May Boeve is always looking for converts. As executive director of the grassroots climate-change organization 350.org, Boeve spent the better part of 2014 reaching out to people and groups that, on the face of it, have priorities other than the warming of the planet. Glued to her phone for hour after hour, she persuaded labor unions, health organizations, and schools that they should prioritize climate change and that they should come to New York to demand action. Boeve’s tireless efforts contributed to the People’s Climate March in September, the largest climate demonstration in history, which organizers said drew some 400,000 people to New York. Thousands of others took to the streets in 161 other countries.
“What we do is try to mobilize these people to build a movement that’s greater than the sum of our parts,” she says. “No group can do this alone, no person can do this alone, so if we’re not actually building bridges, we will never achieve our goals.”
Boeve, 31, has been at the forefront of the fight against climate change since 2007, when she and six other undergraduates at Middlebury College in Vermont teamed up with environmentalist and author Bill McKibben to start 350.org. “All her powerful qualities were already evident, even at 20 or 21,” says McKibben. “She is mature way beyond her years.” 350.org gets its name from what some scientists say is the maximum level of carbon dioxide in the atmosphere to maintain a climate similar to the one we know today—350 parts per million (ppm). Currently, the Earth’s atmosphere is over 403 ppm, according to the National Oceanic and Atmospheric Administration. Boeve believes the only way to get that figure back to 350 ppm is to create a “massive social movement” to weaken the fossil fuel industry and usher in a broad embrace of renewable energy.

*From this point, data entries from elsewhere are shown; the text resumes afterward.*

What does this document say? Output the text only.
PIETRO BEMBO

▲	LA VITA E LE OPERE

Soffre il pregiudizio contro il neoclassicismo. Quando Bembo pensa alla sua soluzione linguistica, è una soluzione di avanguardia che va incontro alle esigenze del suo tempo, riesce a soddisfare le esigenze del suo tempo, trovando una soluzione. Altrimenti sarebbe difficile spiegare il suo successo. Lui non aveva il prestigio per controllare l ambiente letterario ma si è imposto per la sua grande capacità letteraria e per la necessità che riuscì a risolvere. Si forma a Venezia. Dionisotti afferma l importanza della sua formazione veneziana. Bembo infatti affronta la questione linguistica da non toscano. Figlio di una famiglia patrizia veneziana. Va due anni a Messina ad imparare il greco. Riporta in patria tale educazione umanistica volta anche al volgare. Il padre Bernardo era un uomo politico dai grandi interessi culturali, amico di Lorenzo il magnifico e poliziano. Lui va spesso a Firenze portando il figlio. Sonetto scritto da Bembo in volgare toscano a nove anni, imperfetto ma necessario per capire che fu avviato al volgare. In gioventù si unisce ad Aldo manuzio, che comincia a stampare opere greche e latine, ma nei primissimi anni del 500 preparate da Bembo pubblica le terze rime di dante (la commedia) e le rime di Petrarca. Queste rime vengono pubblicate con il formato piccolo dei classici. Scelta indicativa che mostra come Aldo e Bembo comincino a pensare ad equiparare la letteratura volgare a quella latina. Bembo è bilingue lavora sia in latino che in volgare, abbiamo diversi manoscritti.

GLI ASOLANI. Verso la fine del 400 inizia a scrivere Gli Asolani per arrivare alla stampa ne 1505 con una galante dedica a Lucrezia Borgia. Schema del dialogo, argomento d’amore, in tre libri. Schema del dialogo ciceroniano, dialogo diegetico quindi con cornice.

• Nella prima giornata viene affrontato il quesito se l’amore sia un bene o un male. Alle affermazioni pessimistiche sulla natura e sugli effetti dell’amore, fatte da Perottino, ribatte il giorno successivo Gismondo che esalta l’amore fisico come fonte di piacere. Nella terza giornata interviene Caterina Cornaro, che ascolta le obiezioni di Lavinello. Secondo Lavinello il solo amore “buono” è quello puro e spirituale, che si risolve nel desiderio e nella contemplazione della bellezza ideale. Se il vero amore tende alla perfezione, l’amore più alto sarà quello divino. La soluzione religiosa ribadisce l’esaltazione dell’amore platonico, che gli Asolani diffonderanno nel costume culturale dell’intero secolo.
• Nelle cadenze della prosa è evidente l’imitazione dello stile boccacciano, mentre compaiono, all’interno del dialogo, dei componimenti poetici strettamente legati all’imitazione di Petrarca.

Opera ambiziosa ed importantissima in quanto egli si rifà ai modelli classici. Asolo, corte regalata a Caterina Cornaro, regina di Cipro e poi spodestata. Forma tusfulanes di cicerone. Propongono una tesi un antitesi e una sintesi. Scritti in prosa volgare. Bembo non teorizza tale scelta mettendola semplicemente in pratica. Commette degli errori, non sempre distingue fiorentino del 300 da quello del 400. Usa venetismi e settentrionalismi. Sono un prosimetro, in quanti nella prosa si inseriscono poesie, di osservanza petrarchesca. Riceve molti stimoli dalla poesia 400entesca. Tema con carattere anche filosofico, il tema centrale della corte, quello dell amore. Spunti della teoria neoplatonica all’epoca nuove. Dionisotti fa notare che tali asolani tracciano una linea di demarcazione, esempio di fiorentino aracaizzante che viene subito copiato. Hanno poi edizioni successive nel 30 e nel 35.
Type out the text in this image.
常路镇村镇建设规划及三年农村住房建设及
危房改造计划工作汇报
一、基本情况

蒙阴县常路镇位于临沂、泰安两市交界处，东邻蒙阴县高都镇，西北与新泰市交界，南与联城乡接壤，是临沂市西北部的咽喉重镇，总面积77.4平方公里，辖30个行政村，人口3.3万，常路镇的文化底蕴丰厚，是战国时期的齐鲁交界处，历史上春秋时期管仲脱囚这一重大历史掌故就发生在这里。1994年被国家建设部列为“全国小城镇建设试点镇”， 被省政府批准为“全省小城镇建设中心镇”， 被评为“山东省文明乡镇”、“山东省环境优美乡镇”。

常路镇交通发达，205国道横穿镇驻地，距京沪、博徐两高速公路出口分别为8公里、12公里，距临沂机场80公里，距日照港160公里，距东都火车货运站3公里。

That’s a big task, which is why Boeve has become an expert at finding common ground with organizations that seem to have nothing to do with the environment. “Climate change connects every issue,” she says. “What I like to do is figure out, based on what another organization does, how does it connect to climate change and how does our work connect to what they do?” As part of her argument to labor unions, for example, she contends that environmentalism is good for the economy. Addressing climate change, she says, is a “huge opportunity to create jobs.”
“She is a person who is truly committed to making the compromises necessary to build the broadest-based movement possible,” says Jon Barton, senior strategic advisor on Climate and Energy for Blue-Green Alliance, a coalition of labor and environmental groups. “It’s not every day that people do that.”
Boeve has a new mission for her broad church of activists—getting the world’s biggest institutions to divest from companies directly involved in the fossil fuel industry. “You’re either on the right side of climate change, or the wrong side,” Boeve says. “And by actually forcing institutions to choose where they put their money, it forces us to make this into a moral issue.” So far Britain’s Guardian Media group, Syracuse University in New York, the Church of England and others have all committed to divesting from companies that extract, process or trade in fossil fuels.
Boeve knows that some of the climate damage is already done and can’t be reversed. “We don’t say we’re going to stop climate change. We can’t. It is with us already, it’s going to be with every generation to come,” she says. But taking on companies involved in the fossil fuel industry, she says, is a good start. “These folks are making money hand over fist making this problem worse,” Boeve says. “It’s very much a David and Goliath story.”